When I was about 16 (it was one of the last times I was traveling for sports) I ended up going out to dinner with my parents, which was unusual.  Shea was eating with her soccer team.  Carla had decided to mope in the room.  And I was done with my volleyball tournament and bored out of my mind.

We went to a really nice restaurant and I couldn't help but think that my parents were up to something.  Turns out, I was right.  They had been meaning to corner me for ages (I would guess on the order of years, not months).  I felt ganged up on, naturally, but they actually managed to talk through my upset and anger, which was rare for me.

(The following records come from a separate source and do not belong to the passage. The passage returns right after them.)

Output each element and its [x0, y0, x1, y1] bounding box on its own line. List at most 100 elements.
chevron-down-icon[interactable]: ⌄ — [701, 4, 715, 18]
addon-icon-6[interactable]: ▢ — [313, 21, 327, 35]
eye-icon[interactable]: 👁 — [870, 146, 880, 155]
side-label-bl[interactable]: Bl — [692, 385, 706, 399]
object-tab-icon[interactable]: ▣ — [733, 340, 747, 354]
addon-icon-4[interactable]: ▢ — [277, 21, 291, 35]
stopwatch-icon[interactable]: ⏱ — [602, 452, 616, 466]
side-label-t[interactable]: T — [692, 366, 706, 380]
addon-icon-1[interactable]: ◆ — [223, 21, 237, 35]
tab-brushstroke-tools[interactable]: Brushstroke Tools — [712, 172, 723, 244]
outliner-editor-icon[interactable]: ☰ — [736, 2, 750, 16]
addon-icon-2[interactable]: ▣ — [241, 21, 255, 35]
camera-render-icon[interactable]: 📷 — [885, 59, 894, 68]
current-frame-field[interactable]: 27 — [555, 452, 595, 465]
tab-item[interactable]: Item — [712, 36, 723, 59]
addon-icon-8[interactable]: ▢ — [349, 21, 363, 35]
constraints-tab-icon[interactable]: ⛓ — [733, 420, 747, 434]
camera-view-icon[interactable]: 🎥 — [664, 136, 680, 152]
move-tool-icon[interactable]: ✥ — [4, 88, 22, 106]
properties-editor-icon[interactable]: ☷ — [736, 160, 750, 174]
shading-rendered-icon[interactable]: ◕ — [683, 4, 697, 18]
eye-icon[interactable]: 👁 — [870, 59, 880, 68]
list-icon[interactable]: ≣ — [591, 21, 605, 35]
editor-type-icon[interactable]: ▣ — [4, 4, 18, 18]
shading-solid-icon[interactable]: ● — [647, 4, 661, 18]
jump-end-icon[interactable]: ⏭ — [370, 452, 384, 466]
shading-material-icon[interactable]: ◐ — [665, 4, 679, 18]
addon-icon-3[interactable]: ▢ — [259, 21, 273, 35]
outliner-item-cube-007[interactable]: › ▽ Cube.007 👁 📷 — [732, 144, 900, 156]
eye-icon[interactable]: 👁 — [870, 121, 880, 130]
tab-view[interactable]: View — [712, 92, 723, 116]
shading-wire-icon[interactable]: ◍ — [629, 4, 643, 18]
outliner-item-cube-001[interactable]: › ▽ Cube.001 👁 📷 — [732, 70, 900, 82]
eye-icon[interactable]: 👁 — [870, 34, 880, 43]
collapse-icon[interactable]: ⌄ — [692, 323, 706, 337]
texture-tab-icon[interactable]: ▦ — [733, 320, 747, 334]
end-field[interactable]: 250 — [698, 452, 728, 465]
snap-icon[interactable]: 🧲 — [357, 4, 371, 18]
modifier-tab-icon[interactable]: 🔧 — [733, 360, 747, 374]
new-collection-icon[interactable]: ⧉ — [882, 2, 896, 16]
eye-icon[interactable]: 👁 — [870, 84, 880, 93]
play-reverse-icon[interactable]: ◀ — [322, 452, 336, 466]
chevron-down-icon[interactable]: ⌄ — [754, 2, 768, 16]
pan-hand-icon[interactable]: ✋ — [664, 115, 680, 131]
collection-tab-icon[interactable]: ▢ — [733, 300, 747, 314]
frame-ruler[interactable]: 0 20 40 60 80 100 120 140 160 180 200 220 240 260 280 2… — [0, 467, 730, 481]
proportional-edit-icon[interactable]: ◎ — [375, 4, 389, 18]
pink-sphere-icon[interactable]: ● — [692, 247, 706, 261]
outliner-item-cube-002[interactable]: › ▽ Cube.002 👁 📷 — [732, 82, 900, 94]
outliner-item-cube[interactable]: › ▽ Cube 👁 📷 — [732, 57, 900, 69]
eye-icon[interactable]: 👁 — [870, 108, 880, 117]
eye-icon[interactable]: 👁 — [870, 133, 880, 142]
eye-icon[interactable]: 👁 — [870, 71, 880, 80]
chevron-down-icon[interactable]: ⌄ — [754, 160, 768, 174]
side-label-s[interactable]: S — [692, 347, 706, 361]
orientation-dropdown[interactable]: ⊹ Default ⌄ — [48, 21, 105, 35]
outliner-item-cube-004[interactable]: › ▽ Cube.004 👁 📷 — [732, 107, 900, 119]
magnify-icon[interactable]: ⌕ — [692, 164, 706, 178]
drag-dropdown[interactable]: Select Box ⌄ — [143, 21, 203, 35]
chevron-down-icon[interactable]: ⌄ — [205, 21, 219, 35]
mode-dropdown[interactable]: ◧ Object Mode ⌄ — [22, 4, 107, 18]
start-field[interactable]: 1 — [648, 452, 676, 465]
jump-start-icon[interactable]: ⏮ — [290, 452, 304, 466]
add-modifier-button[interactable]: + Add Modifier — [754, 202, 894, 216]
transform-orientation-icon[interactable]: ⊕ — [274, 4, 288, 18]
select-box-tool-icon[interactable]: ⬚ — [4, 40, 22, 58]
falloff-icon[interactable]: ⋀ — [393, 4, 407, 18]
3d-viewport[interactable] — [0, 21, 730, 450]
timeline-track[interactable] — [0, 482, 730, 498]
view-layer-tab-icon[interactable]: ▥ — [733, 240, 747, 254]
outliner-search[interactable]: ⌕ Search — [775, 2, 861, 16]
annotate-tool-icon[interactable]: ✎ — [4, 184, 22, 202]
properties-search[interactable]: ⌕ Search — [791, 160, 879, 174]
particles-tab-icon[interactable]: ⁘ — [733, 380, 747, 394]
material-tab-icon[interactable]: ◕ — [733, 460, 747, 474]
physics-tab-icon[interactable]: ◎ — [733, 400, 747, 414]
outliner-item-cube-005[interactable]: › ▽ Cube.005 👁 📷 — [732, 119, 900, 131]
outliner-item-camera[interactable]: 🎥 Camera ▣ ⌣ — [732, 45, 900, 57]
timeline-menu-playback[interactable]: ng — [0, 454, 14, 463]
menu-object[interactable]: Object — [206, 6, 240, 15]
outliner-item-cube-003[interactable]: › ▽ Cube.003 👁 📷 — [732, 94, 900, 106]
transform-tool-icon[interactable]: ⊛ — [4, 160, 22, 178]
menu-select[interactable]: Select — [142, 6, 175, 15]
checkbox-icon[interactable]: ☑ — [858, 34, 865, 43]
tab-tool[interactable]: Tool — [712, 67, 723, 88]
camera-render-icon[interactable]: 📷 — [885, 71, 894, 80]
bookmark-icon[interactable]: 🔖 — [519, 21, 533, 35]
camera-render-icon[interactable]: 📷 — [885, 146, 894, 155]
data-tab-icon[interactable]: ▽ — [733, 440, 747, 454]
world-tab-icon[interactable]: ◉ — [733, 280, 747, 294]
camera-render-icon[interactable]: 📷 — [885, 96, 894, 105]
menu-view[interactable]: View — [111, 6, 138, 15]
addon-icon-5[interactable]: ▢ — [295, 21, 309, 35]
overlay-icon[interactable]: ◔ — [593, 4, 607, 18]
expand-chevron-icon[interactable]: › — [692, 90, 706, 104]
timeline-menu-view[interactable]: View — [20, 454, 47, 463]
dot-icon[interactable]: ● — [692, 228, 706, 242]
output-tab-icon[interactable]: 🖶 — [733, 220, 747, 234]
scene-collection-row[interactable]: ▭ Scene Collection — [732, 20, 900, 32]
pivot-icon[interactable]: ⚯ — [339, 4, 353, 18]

They told me that they didn't get along with me, because they didn't understand me.  Well, yes, I knew that.  They told me that I was harder to relate to than either of my sisters.  I found that hard to swallow, considering Carla, but they assured me it was true.  And then they told me what I hadn't expected.  I scared them.  Me?! Scared them!?  They felt like I was condescending to them.  I didn't even know it was possible to be condescending to a parent (and deep down, I was surprised that my intention had come through).  I was so much smarter than them that they didn't know what to do.  And this, it was this statement that shocked me out of my mind.

Praise was not something I was used to.  Turns out, when you make a point to be so good at something that people take it for granted, that they take it for granted and don't praise you.  That might just be in sports, because it certainly hasn't proven to be true in theatre.  My parent's high school graduation card to me, brought me to tears, not because of the nice things they said about me, but because there wasn't even a small part of me that believed the nice things they said.  I was smart, I was a good person, they were proud.  These were all profoundly mind-altering belief-structures that I was not remotely prepared to accept.

I can look back at all of this now and see plainly how much my parents struggled with me.  When people ask me about my childhood, the first thing I'll tell them was that I was not an easy child.  The second is that I wanted to be an adult more than anything else in the world, which confused my parents.  My poor parents who had a child they had no idea how to cope with, a child who pretended to be perfect to hide he insecurities, and a child who scared them because she could and did manipulate them into doing what she wanted because she didn't see any other way of getting it.

Their lives were not easy and it's so easy to recognize that with hindsight.  And looking back, I owe them another apology (I feel like I will never get done apologizing for how much of a monster I was as a child).  I know that there were so many times that they felt like the failed me.  And, if I'm being completely honest, they did.  But it wasn't really their fault.  And I love all of my family.  I'm actually shockingly close to my family now.  Though I still desperately wish I was able to relate better to Carla.